The evening opened with a trio of songs by the little-known composer Roger Quilter, each sung by Ainsley. The choice to commence with such rarely aired works was, in itself, a welcome one, but the settings proved rather heavy-handed. ‘Blow, blow thou winter wind’ was typical of the three, its emphatic accompaniment veering between jolly and stormy, major and minor, with little attention paid to the tensions between the two. The vocal line, too, was far from subtle; musical puns, such as reaching the highest pitch on the word ‘sharp’, ironically, fell flat. Ainsley’s delivery was commendable throughout, and particularly assured in his upper register, but one was left with the feeling that a stronger series of curtain-raisers would have given him more to work with.
Hopper’s first set of songs was a sextet on Hamlet’s Ophelia: three by Johannes Brahms, three by Richard Strauss. In an act of inventive programming, she alternated between the two composers’ works. Brahms’ ‘Wie erken ich dein Treulieb’ (‘How shall I know your true love’) was followed by Strauss’ ‘Erstes lied der Ophelia’ (‘First Ophelia Song’), with which it shares a text, and so on. A minimal pause was left between one song and the next, a bold approach that served to highlight the contrasts present; Brahms’ works were more dense and remarkably restrained, while Strauss varied from misty, mystic melancholy to excitable energy. Unlike the lurching modes within Quilter’s ‘Blow, blow’, the intercompositional juxtapositions created here seemed imbued with greater interpretative meaning. Each text used was a song sung by Ophelia after she has turned mad, following her father’s death. By switching suddenly between composers, moods, and song cycles, Hopper compounded this sense of madness, a choice that provided ample opportunity to demonstrate her impressive expressive range.
The final eight songs, performed by Ainsley, were altogether more humorous than those of the first half, demanding extended vocal techniques that seemed composed for laughs rather than experimentalism. Michael Tippett’s Songs for Ariel had the singer take on the role of sprite, imitating the ‘bow-wow’ of a dog and the ‘ding-dong’ of a bell. Peter Warlock’s ‘Pretty ringtime’ and ‘Sigh no more, ladies’ revelled in the repetition of ‘hey-nonny-no’, with the final iteration of the phrase in the latter song lowered comically in pitch, in an apparent evocation of a lecherous old man. Rather than detracting from Ainsley’s performance, though, such moments built upon his strengths as a performer, allowing him to exhibit a level of dexterity that seemed somewhat repressed in the first half. If there has been no mention of Baillieu yet, it is not to his detriment. As accompanist for both Hopper and Ainsley, he was required to set the stage for two very different musical personalities, and he did so unobtrusively and effectively.

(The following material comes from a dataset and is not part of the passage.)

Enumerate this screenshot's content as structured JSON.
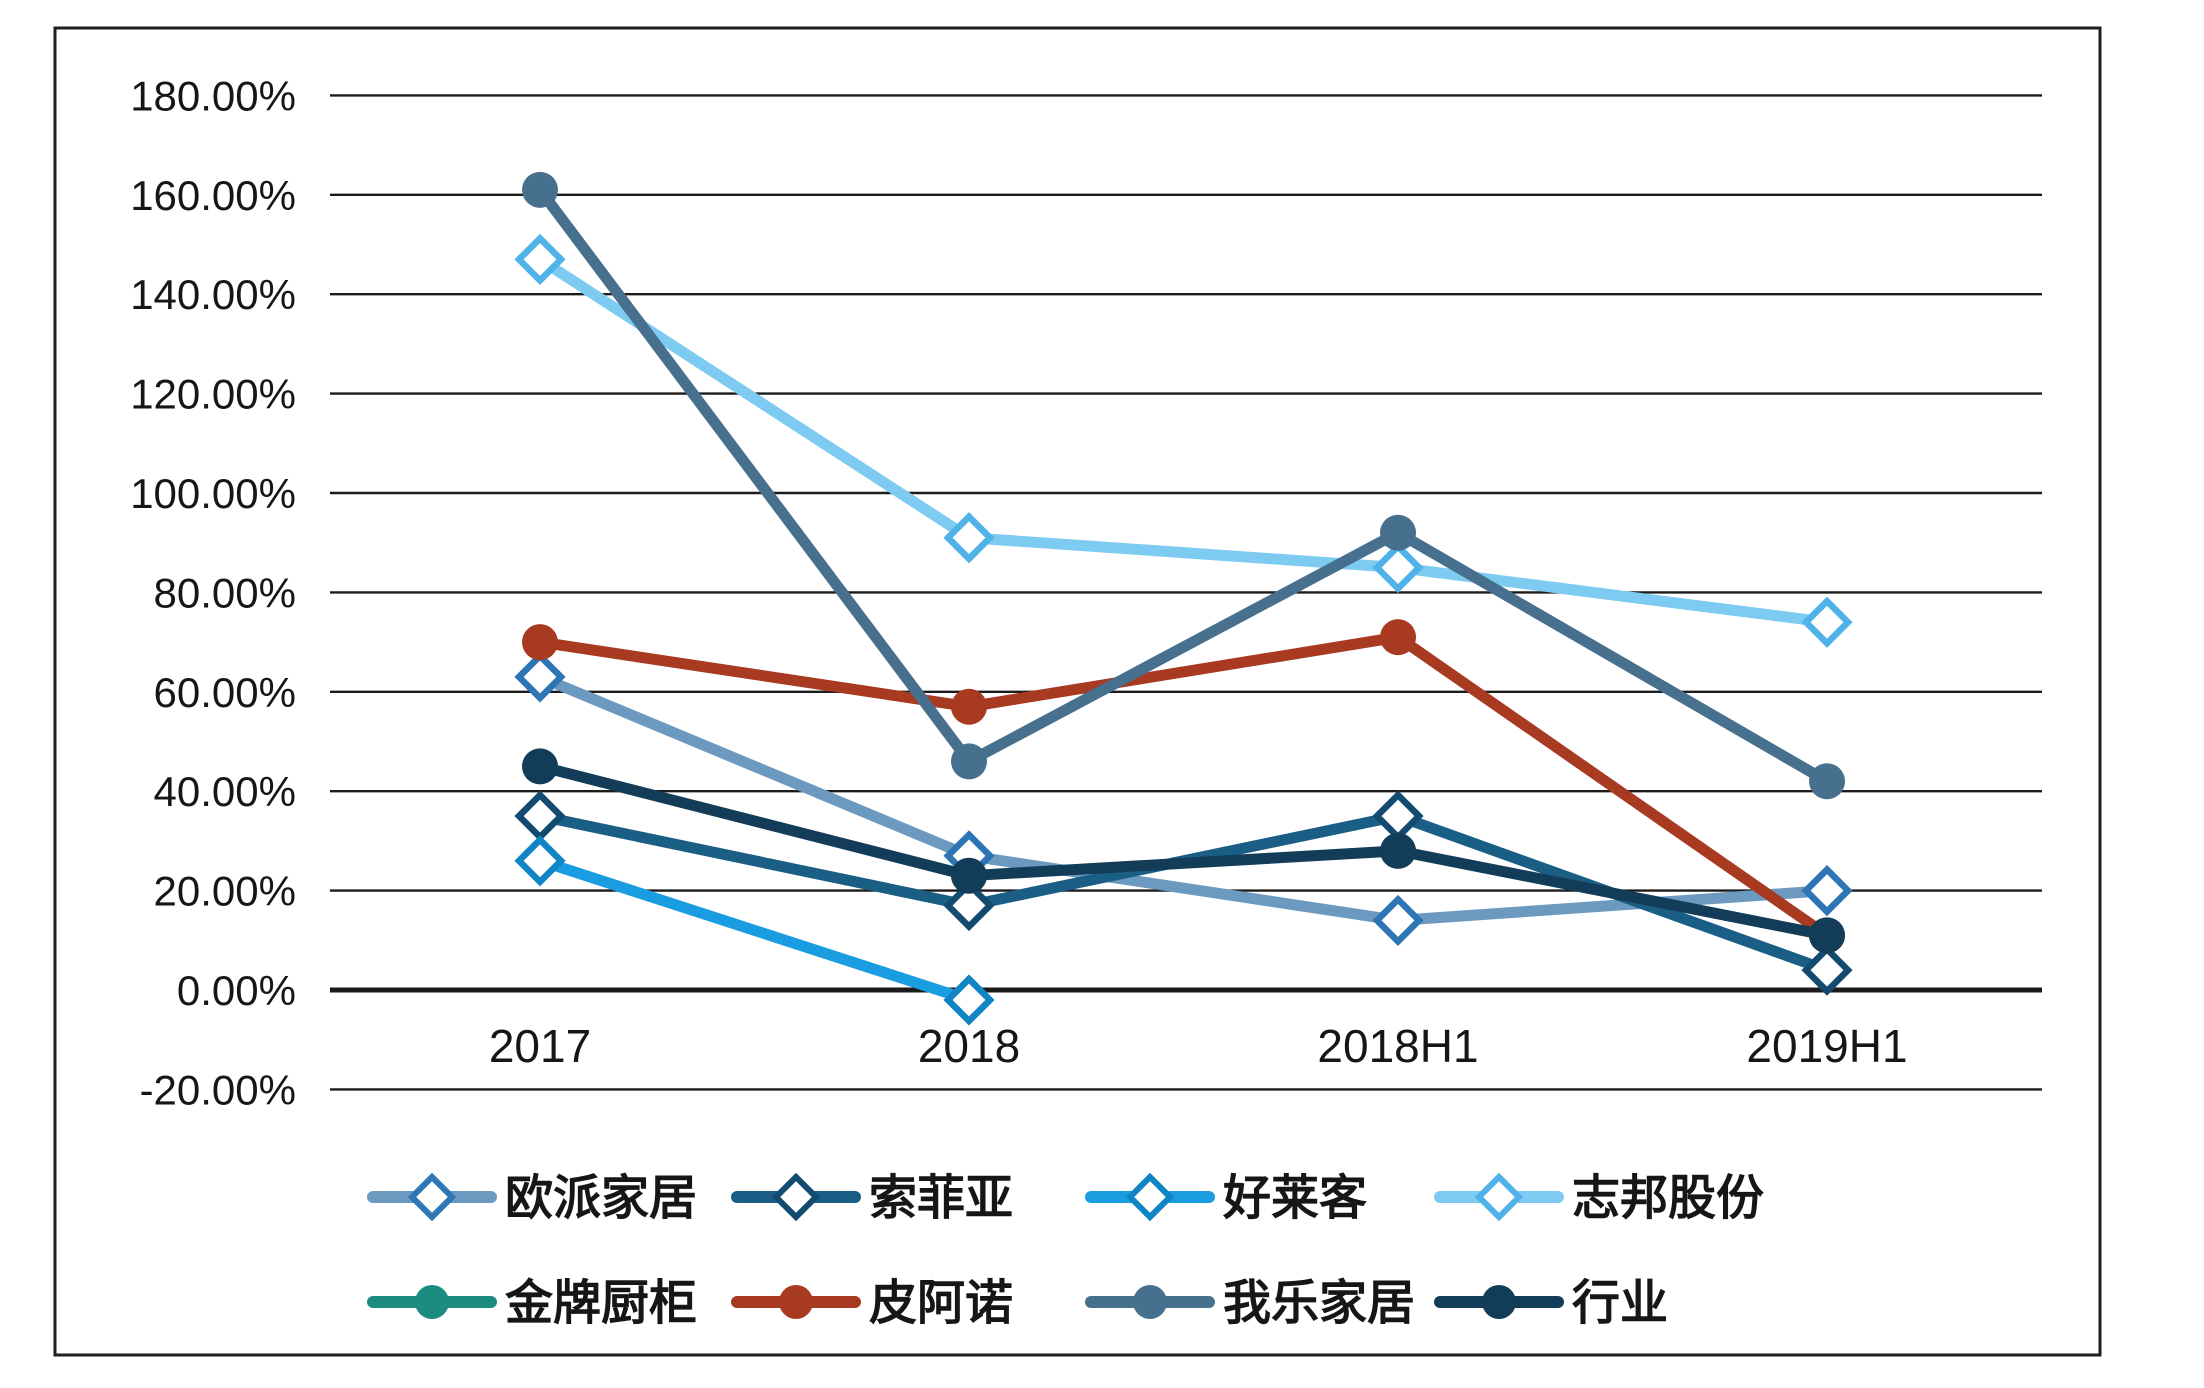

At the close of the concert, though, one question still stuck. Is it intrinsically interesting to sing different settings of the same texts and remark that they sound different? A far more fruitful approach may be to consider how the running order could frame the way in which the texts are absorbed and understood, a method that Hopper seemed to explore by alternating between Brahms’ and Strauss’ Ophelia songs. At the concert’s worst, the strong performers onstage seemed stifled by uninspired programming. At its best, Ainsley, Hopper, and Baillieu proved that Shakespearean texts can still entertain and enchant with equal aplomb.